Я видел, как изрядно пьяный Райк боролся с викингом, обладателем стальных мышц и красной физиономии, и наконец опрокинул его. Я видел, как Красный Кент вышел первым в метании топора по деревянной мишени и третьим в раскалывании бревна. Высокий местный житель со светло-голубыми глазами оттеснил Грумлоу на второе место в метании кинжала, но Грумлоу не уступил бы ему, если бы мишень была живая. Мне рассказали, что Роу хорошо проявил себя в стрельбе из лука, но эти состязания проходили на открытом воздухе, и я не позволил себя беспокоить и тащить за дверь на улицу. Единственным проигравшим был Макин, он отлично знал: победителями восхищаются, но не любят.

Герцог и Синдри часто подсаживались ко мне, выспрашивая о гибели Ферракайнда, но я лишь мотал головой и выдавливал одно-единственное слово — «вода».

Эль лился рекой, но я пил только воду и больше смотрел на пламя факелов, нежели на веселье и состязания дейнцев. В огне я видел новые краски. Я думал о Гоге, уничтоженном огнем, о его маленьком брате, которого я нарек Магогом, и он носил это имя, пусть всего несколько часов. Я думал о Горготе, молча разговаривавшем с троллями в темных пещерах. Я хранил при себе шкатулку и гадал, может ли ее содержимое отвлечь меня от боли.

Но больше всего я думал о матери, как и все мальчики, когда им больно. Я осознал, что в четырнадцать лет я все еще оставался ребенком, если боль была очень сильной. Я вспоминал, как я крутился и стонал среди папоротников, где меня оставил Синдри, страдая от боли и жажды, которая была столь же невыносимой, как и боль. В тот момент я мало чем отличался от умиравших в Маббертоне, от раненых, на которых я смотрел с улыбкой, когда они корчились от боли и просили воды. Когда боль нестерпима, мужчины пытаются с ней сторговаться. И мальчики тоже. Мы крутимся и переворачиваемся, мы умоляем и плачем, мы предлагаем нашему мучителю все, что он хочет, лишь бы только боль прекратилась. И когда нет мучителя, которого можно умилостивить, нет палача в капюшоне с раскаленными щипцами, а есть только боль, от которой невозможно убежать, мы начинаем торговаться с Богом, или с самими собой, в зависимости от размеров нашего эго. Я улыбался, глядя на умиравших в Маббертоне, а сейчас их души наблюдают за моими мучениями. «Уймите боль, — умолял я, — и я исправлюсь, стану хорошим. Ну, если не хорошим, то лучше». Мы все становимся хитрыми и изворотливыми под натиском боли. Но я думаю, отчасти это не совсем так. Обоюдоострый меч под названием «жизненный опыт» отсекает от меня жестокого ребенка, вырезает из незрелой породы мужчину, которым я мог бы все-таки стать. Я обещал стать лучше. Хотя знал, что лгу.

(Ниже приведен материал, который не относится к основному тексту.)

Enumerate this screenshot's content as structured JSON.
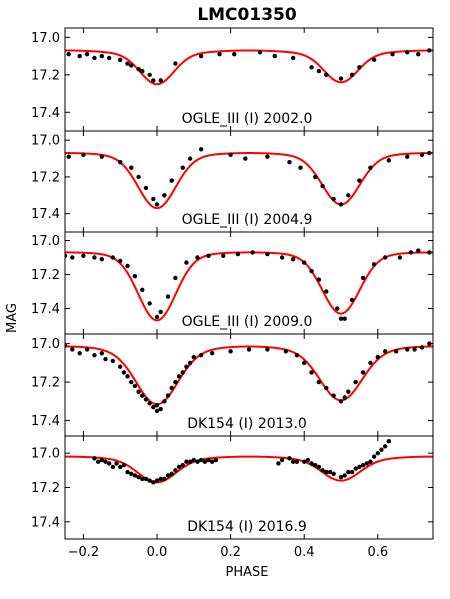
{
  "title": "LMC01350",
  "xlabel": "PHASE",
  "ylabel": "MAG",
  "xlim": [
    -0.25,
    0.75
  ],
  "x_ticks": [
    -0.2,
    0.0,
    0.2,
    0.4,
    0.6
  ],
  "x_tick_labels": [
    "−0.2",
    "0.0",
    "0.2",
    "0.4",
    "0.6"
  ],
  "colors": {
    "model": "#ff0000",
    "points": "#000000",
    "frame": "#000000"
  },
  "chart_data": [
    {
      "type": "scatter",
      "label": "OGLE_III (I) 2002.0",
      "ylim": [
        17.5,
        16.95
      ],
      "y_ticks": [
        17.0,
        17.2,
        17.4
      ],
      "y_tick_labels": [
        "17.0",
        "17.2",
        "17.4"
      ],
      "model": {
        "baseline": 17.08,
        "primary_depth": 0.16,
        "secondary_depth": 0.15,
        "width": 0.045,
        "curvature": 0.02
      },
      "points": [
        [
          -0.24,
          17.09
        ],
        [
          -0.21,
          17.1
        ],
        [
          -0.19,
          17.09
        ],
        [
          -0.17,
          17.11
        ],
        [
          -0.15,
          17.1
        ],
        [
          -0.13,
          17.11
        ],
        [
          -0.1,
          17.12
        ],
        [
          -0.08,
          17.14
        ],
        [
          -0.07,
          17.15
        ],
        [
          -0.05,
          17.17
        ],
        [
          -0.04,
          17.18
        ],
        [
          -0.02,
          17.2
        ],
        [
          -0.01,
          17.23
        ],
        [
          0.01,
          17.23
        ],
        [
          0.05,
          17.14
        ],
        [
          0.12,
          17.1
        ],
        [
          0.17,
          17.09
        ],
        [
          0.21,
          17.09
        ],
        [
          0.28,
          17.08
        ],
        [
          0.32,
          17.1
        ],
        [
          0.37,
          17.11
        ],
        [
          0.42,
          17.16
        ],
        [
          0.44,
          17.18
        ],
        [
          0.46,
          17.2
        ],
        [
          0.5,
          17.22
        ],
        [
          0.53,
          17.2
        ],
        [
          0.55,
          17.16
        ],
        [
          0.59,
          17.12
        ],
        [
          0.64,
          17.09
        ],
        [
          0.68,
          17.08
        ],
        [
          0.71,
          17.09
        ],
        [
          0.74,
          17.07
        ]
      ]
    },
    {
      "type": "scatter",
      "label": "OGLE_III (I) 2004.9",
      "ylim": [
        17.5,
        16.95
      ],
      "y_ticks": [
        17.0,
        17.2,
        17.4
      ],
      "y_tick_labels": [
        "17.0",
        "17.2",
        "17.4"
      ],
      "model": {
        "baseline": 17.08,
        "primary_depth": 0.28,
        "secondary_depth": 0.26,
        "width": 0.05,
        "curvature": 0.02
      },
      "points": [
        [
          -0.24,
          17.09
        ],
        [
          -0.2,
          17.08
        ],
        [
          -0.15,
          17.09
        ],
        [
          -0.1,
          17.12
        ],
        [
          -0.07,
          17.15
        ],
        [
          -0.05,
          17.2
        ],
        [
          -0.03,
          17.26
        ],
        [
          -0.01,
          17.32
        ],
        [
          0.0,
          17.35
        ],
        [
          0.02,
          17.3
        ],
        [
          0.04,
          17.22
        ],
        [
          0.07,
          17.15
        ],
        [
          0.09,
          17.1
        ],
        [
          0.12,
          17.05
        ],
        [
          0.2,
          17.08
        ],
        [
          0.24,
          17.1
        ],
        [
          0.3,
          17.09
        ],
        [
          0.36,
          17.12
        ],
        [
          0.39,
          17.15
        ],
        [
          0.43,
          17.2
        ],
        [
          0.45,
          17.25
        ],
        [
          0.48,
          17.32
        ],
        [
          0.5,
          17.35
        ],
        [
          0.52,
          17.3
        ],
        [
          0.55,
          17.22
        ],
        [
          0.58,
          17.15
        ],
        [
          0.63,
          17.11
        ],
        [
          0.68,
          17.09
        ],
        [
          0.72,
          17.08
        ],
        [
          0.74,
          17.07
        ]
      ]
    },
    {
      "type": "scatter",
      "label": "OGLE_III (I) 2009.0",
      "ylim": [
        17.55,
        16.95
      ],
      "y_ticks": [
        17.0,
        17.2,
        17.4
      ],
      "y_tick_labels": [
        "17.0",
        "17.2",
        "17.4"
      ],
      "model": {
        "baseline": 17.08,
        "primary_depth": 0.38,
        "secondary_depth": 0.34,
        "width": 0.05,
        "curvature": 0.02
      },
      "points": [
        [
          -0.25,
          17.09
        ],
        [
          -0.23,
          17.1
        ],
        [
          -0.2,
          17.09
        ],
        [
          -0.17,
          17.1
        ],
        [
          -0.15,
          17.11
        ],
        [
          -0.12,
          17.1
        ],
        [
          -0.1,
          17.12
        ],
        [
          -0.08,
          17.15
        ],
        [
          -0.06,
          17.21
        ],
        [
          -0.04,
          17.29
        ],
        [
          -0.02,
          17.37
        ],
        [
          0.0,
          17.45
        ],
        [
          0.01,
          17.42
        ],
        [
          0.03,
          17.33
        ],
        [
          0.05,
          17.22
        ],
        [
          0.08,
          17.13
        ],
        [
          0.11,
          17.1
        ],
        [
          0.14,
          17.09
        ],
        [
          0.18,
          17.09
        ],
        [
          0.22,
          17.08
        ],
        [
          0.26,
          17.07
        ],
        [
          0.3,
          17.08
        ],
        [
          0.34,
          17.1
        ],
        [
          0.37,
          17.11
        ],
        [
          0.4,
          17.13
        ],
        [
          0.42,
          17.18
        ],
        [
          0.44,
          17.23
        ],
        [
          0.46,
          17.3
        ],
        [
          0.49,
          17.4
        ],
        [
          0.5,
          17.46
        ],
        [
          0.51,
          17.46
        ],
        [
          0.53,
          17.35
        ],
        [
          0.56,
          17.22
        ],
        [
          0.59,
          17.14
        ],
        [
          0.62,
          17.1
        ],
        [
          0.66,
          17.1
        ],
        [
          0.69,
          17.07
        ],
        [
          0.71,
          17.06
        ],
        [
          0.74,
          17.07
        ]
      ]
    },
    {
      "type": "scatter",
      "label": "DK154 (I) 2013.0",
      "ylim": [
        17.48,
        16.95
      ],
      "y_ticks": [
        17.0,
        17.2,
        17.4
      ],
      "y_tick_labels": [
        "17.0",
        "17.2",
        "17.4"
      ],
      "model": {
        "baseline": 17.03,
        "primary_depth": 0.27,
        "secondary_depth": 0.25,
        "width": 0.055,
        "curvature": 0.03
      },
      "points": [
        [
          -0.25,
          17.01
        ],
        [
          -0.23,
          17.03
        ],
        [
          -0.21,
          17.05
        ],
        [
          -0.19,
          17.03
        ],
        [
          -0.17,
          17.06
        ],
        [
          -0.15,
          17.05
        ],
        [
          -0.14,
          17.08
        ],
        [
          -0.12,
          17.09
        ],
        [
          -0.1,
          17.12
        ],
        [
          -0.09,
          17.15
        ],
        [
          -0.08,
          17.17
        ],
        [
          -0.07,
          17.2
        ],
        [
          -0.06,
          17.22
        ],
        [
          -0.05,
          17.25
        ],
        [
          -0.04,
          17.27
        ],
        [
          -0.03,
          17.29
        ],
        [
          -0.02,
          17.31
        ],
        [
          -0.01,
          17.33
        ],
        [
          0.0,
          17.35
        ],
        [
          0.0,
          17.32
        ],
        [
          0.01,
          17.34
        ],
        [
          0.02,
          17.3
        ],
        [
          0.03,
          17.27
        ],
        [
          0.04,
          17.23
        ],
        [
          0.05,
          17.2
        ],
        [
          0.06,
          17.17
        ],
        [
          0.07,
          17.15
        ],
        [
          0.08,
          17.12
        ],
        [
          0.09,
          17.1
        ],
        [
          0.1,
          17.07
        ],
        [
          0.12,
          17.06
        ],
        [
          0.15,
          17.05
        ],
        [
          0.2,
          17.04
        ],
        [
          0.25,
          17.03
        ],
        [
          0.3,
          17.03
        ],
        [
          0.35,
          17.04
        ],
        [
          0.38,
          17.06
        ],
        [
          0.4,
          17.1
        ],
        [
          0.42,
          17.15
        ],
        [
          0.44,
          17.2
        ],
        [
          0.46,
          17.23
        ],
        [
          0.48,
          17.27
        ],
        [
          0.5,
          17.3
        ],
        [
          0.51,
          17.28
        ],
        [
          0.52,
          17.25
        ],
        [
          0.54,
          17.2
        ],
        [
          0.56,
          17.15
        ],
        [
          0.58,
          17.1
        ],
        [
          0.6,
          17.07
        ],
        [
          0.62,
          17.04
        ],
        [
          0.65,
          17.04
        ],
        [
          0.68,
          17.03
        ],
        [
          0.7,
          17.03
        ],
        [
          0.72,
          17.02
        ],
        [
          0.74,
          17.0
        ]
      ]
    },
    {
      "type": "scatter",
      "label": "DK154 (I) 2016.9",
      "ylim": [
        17.5,
        16.9
      ],
      "y_ticks": [
        17.0,
        17.2,
        17.4
      ],
      "y_tick_labels": [
        "17.0",
        "17.2",
        "17.4"
      ],
      "model": {
        "baseline": 17.03,
        "primary_depth": 0.13,
        "secondary_depth": 0.12,
        "width": 0.05,
        "curvature": 0.02
      },
      "points": [
        [
          -0.17,
          17.03
        ],
        [
          -0.16,
          17.05
        ],
        [
          -0.15,
          17.04
        ],
        [
          -0.14,
          17.05
        ],
        [
          -0.13,
          17.06
        ],
        [
          -0.12,
          17.08
        ],
        [
          -0.11,
          17.06
        ],
        [
          -0.1,
          17.08
        ],
        [
          -0.09,
          17.07
        ],
        [
          -0.08,
          17.11
        ],
        [
          -0.07,
          17.12
        ],
        [
          -0.06,
          17.13
        ],
        [
          -0.05,
          17.14
        ],
        [
          -0.04,
          17.15
        ],
        [
          -0.03,
          17.15
        ],
        [
          -0.02,
          17.16
        ],
        [
          -0.01,
          17.17
        ],
        [
          0.0,
          17.16
        ],
        [
          0.01,
          17.15
        ],
        [
          0.02,
          17.15
        ],
        [
          0.03,
          17.13
        ],
        [
          0.04,
          17.12
        ],
        [
          0.05,
          17.1
        ],
        [
          0.06,
          17.08
        ],
        [
          0.07,
          17.07
        ],
        [
          0.08,
          17.05
        ],
        [
          0.09,
          17.05
        ],
        [
          0.1,
          17.04
        ],
        [
          0.11,
          17.05
        ],
        [
          0.12,
          17.04
        ],
        [
          0.13,
          17.05
        ],
        [
          0.14,
          17.04
        ],
        [
          0.15,
          17.05
        ],
        [
          0.16,
          17.04
        ],
        [
          0.33,
          17.06
        ],
        [
          0.34,
          17.04
        ],
        [
          0.36,
          17.03
        ],
        [
          0.37,
          17.05
        ],
        [
          0.38,
          17.05
        ],
        [
          0.4,
          17.05
        ],
        [
          0.41,
          17.04
        ],
        [
          0.42,
          17.06
        ],
        [
          0.43,
          17.07
        ],
        [
          0.44,
          17.08
        ],
        [
          0.45,
          17.1
        ],
        [
          0.46,
          17.11
        ],
        [
          0.47,
          17.11
        ],
        [
          0.48,
          17.12
        ],
        [
          0.5,
          17.14
        ],
        [
          0.51,
          17.13
        ],
        [
          0.52,
          17.11
        ],
        [
          0.53,
          17.11
        ],
        [
          0.54,
          17.09
        ],
        [
          0.55,
          17.08
        ],
        [
          0.56,
          17.07
        ],
        [
          0.57,
          17.06
        ],
        [
          0.58,
          17.05
        ],
        [
          0.59,
          17.02
        ],
        [
          0.6,
          17.0
        ],
        [
          0.61,
          16.98
        ],
        [
          0.62,
          16.96
        ],
        [
          0.63,
          16.93
        ]
      ]
    }
  ]
}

В тот день, когда был сожжен Маббертон, мы направились в Веннит на Лошадином Берегу. В Веннит, где мой дед сидит на троне в высоком замке, откуда видно море. Так мне рассказывала мать, сам я этого никогда не видел. Корион пришел с Лошадиного Берега. Возможно, именно он нацелил меня туда, как оружие, свести свои старые счеты. В любом случае в доме герцога Маладона в тихие часы перед рассветом, когда догорают факелы и гаснут лампы, среди храпящих жителей севера, повалившихся головами прямо на столы, я мысленно возвращался в Веннит. Я обрел друзей. Но для того, чтобы выиграть эту нашу Войну Ста, мою войну, мне, возможно, потребуется поддержка семьи.

 

Время положило руку на плечо брату Роу, заморозило его в возрасте пятидесяти, и второй раз касаться его оно не желало. Седой, худой, мосластый, неприглядный. Этот немолодой мужчина с белесыми выцветшими глазами будет гнуться и так, и эдак, но никогда не сломается. Он выстоит там, где более молодой и крепкий упадет под тяжестью своей ноши. Без ранга и звания, грязный, исполосованный забытыми шрамами, часто пренебрегаемый теми, у кого было время обдумать свои ошибки.

 

29

ЧЕТЫРЬМЯ ГОДАМИ РАНЕЕ

 

Не раз за те дни, что мы ехали на юг, я спрашивал себя, пытаясь понять, что же побудило меня отправиться в столь длительное путешествие. Честно говоря, я задавался этим вопросом не менее сотни раз. Все дело в том, что я до сих пор не нашел то, что мне было нужно. И я не знал, что мне нужно, но знал, что в Логове этого нет. Мой старый наставник Лундист однажды сказал: если ты не знаешь, где искать, ищи в том месте, где находишься. Умному человеку его наставление может показаться очень глупым. Я намеревался искать повсюду.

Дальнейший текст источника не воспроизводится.